Le régulateur des télécoms veut que les box des FAI de plus d'un million d'abonnés disposent d'une API permettant de caractériser « l’environnement de l’utilisateur lors du test de mesure de la qualité de service internet ». Le projet est en phase finale et une consultation publique est organisée avant la publication de la décision au JO.
La semaine dernière, l'Arcep a lancé une consultation publique sur un nouveau projet : ajouter une API dans les box des principaux fournisseurs d'accès. Son but ? Retourner l'ensemble des informations sur la technologie d'accès utilisée qui manque cruellement lors des tests de débits et « rend les données difficilement exploitables, voire, dans certains cas, induit en erreur le consommateur ».
En effet, « Sur les réseaux fixes, la mesure de la qualité de service est particulièrement complexe : il est à ce jour quasi-impossible techniquement pour un outil de mesure (souvent appelé "speed test") de connaître avec certitude la technologie d’accès (cuivre, câble, fibre, etc.) sur laquelle a été réalisé un test », explique le régulateur.
Ce chantier a été lancé l'année dernière, en collaboration avec une vingtaine d'acteurs, dont des éditeurs d'outils de mesure et des opérateurs. En fin d'année dernière, le projet a migré vers « la mise en place d'une interface de programmation applicative (API) implémentée directement dans la box des opérateurs ».
La consultation publique du jour concerne les conditions d’implémentation et d'utilisation de cette API, ainsi que son périmètre d'action. Sauf changement de dernière minute, c'est la dernière ligne droite avant sa publication. Les FAI auront ensuite entre 12 et 28 mois pour s'adapter.

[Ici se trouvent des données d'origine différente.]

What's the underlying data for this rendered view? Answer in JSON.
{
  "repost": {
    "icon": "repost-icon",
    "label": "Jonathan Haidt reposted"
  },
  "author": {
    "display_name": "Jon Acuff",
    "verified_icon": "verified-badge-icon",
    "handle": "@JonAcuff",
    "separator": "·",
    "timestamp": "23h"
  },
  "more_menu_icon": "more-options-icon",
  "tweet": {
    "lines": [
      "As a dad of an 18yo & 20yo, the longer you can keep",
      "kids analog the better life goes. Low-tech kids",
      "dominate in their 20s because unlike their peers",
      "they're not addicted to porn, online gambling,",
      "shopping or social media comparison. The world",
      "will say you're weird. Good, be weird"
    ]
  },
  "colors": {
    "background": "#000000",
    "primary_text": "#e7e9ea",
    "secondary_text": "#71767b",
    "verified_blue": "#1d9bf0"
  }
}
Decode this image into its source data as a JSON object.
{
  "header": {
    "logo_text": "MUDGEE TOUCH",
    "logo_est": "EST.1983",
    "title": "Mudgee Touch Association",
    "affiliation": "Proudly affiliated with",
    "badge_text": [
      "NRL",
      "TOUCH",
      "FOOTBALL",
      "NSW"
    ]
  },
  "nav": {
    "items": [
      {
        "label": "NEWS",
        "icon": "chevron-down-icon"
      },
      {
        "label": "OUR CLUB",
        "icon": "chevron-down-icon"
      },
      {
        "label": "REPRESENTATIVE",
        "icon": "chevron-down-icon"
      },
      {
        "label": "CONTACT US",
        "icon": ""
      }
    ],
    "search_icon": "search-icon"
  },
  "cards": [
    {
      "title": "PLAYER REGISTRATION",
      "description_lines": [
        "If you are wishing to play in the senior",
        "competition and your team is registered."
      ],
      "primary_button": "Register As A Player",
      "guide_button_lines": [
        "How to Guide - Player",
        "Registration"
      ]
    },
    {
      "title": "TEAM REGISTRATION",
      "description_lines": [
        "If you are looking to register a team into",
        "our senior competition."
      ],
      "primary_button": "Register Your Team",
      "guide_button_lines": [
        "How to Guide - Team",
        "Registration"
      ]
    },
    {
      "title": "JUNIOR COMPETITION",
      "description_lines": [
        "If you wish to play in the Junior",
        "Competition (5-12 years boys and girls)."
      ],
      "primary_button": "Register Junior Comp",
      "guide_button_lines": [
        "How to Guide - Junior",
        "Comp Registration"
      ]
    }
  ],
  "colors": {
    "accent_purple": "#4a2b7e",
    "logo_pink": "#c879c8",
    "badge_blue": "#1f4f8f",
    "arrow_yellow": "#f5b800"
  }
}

Les informations retournées par l'API
Le principe est le même que pour n'importe quelle API : un outil de mesure envoie une demande à l'interface de programmation, qui lui répond avec « les spécifications techniques qui caractérisent l’environnement de l’utilisateur lors du test de mesure de la qualité de service Internet ».
Généralement, elles sont directement disponibles dans la box. C'est notamment le cas du type de connexion (xDSL, FTTH, câble, etc.), des « informations sur la connexion LAN et WAN et [du] compteur d’octets permettant de détecter le cross-traffic ». D'autres données doivent par contre être envoyées par le système d'information (SI) des FAI à la box, qui sert de relai, notamment pour « le débit souscrit par l’utilisateur » dans le cas de la fibre par exemple.
Dans tous les cas, cette API n'a pas pour but de mesurer le débit effectivement disponible pour le client : elle « se limite à caractériser l’environnement utilisateur afin de fiabiliser les données remontées par des outils de mesure tiers qui font appel à l’API ».
Bien évidemment, « aucune donnée liée à l’identification de l’utilisateur (identifiant, nom, localisation etc.) ne sera en revanche transmise, dans un objectif de protection de la vie privée des utilisateurs ». Tout dépendra ensuite de l'implémentation de chaque FAI et des contrôles qui seront éventuellement menés par le gendarme des télécoms.
Les informations sont retournées au format JSON (JavaScript Object Notation) avec des champs obligatoires comme les débits contractuels minimum et maximum dans le sens montant et descendant, la présence d'une agrégation de liens (4G et xDSL par exemple), la technologie LAN utilisée (Wi-Fi, Ethernet, CPL...) et son débit de synchronisation, etc.
D'autres paramètres en revanche dépendent du type de connexion. En xDSL, les débits de synchronisation montant et descendant doivent être renvoyés par l'API. Si la machine est connectée à la box en Wi-Fi, la norme IEEE (802.11a/b/g/n/ac/ax), la bande radio (2,4 ou 5 GHz) et la mesure de la puissance du signal (dBm) doivent aussi être présentes dans le JSON.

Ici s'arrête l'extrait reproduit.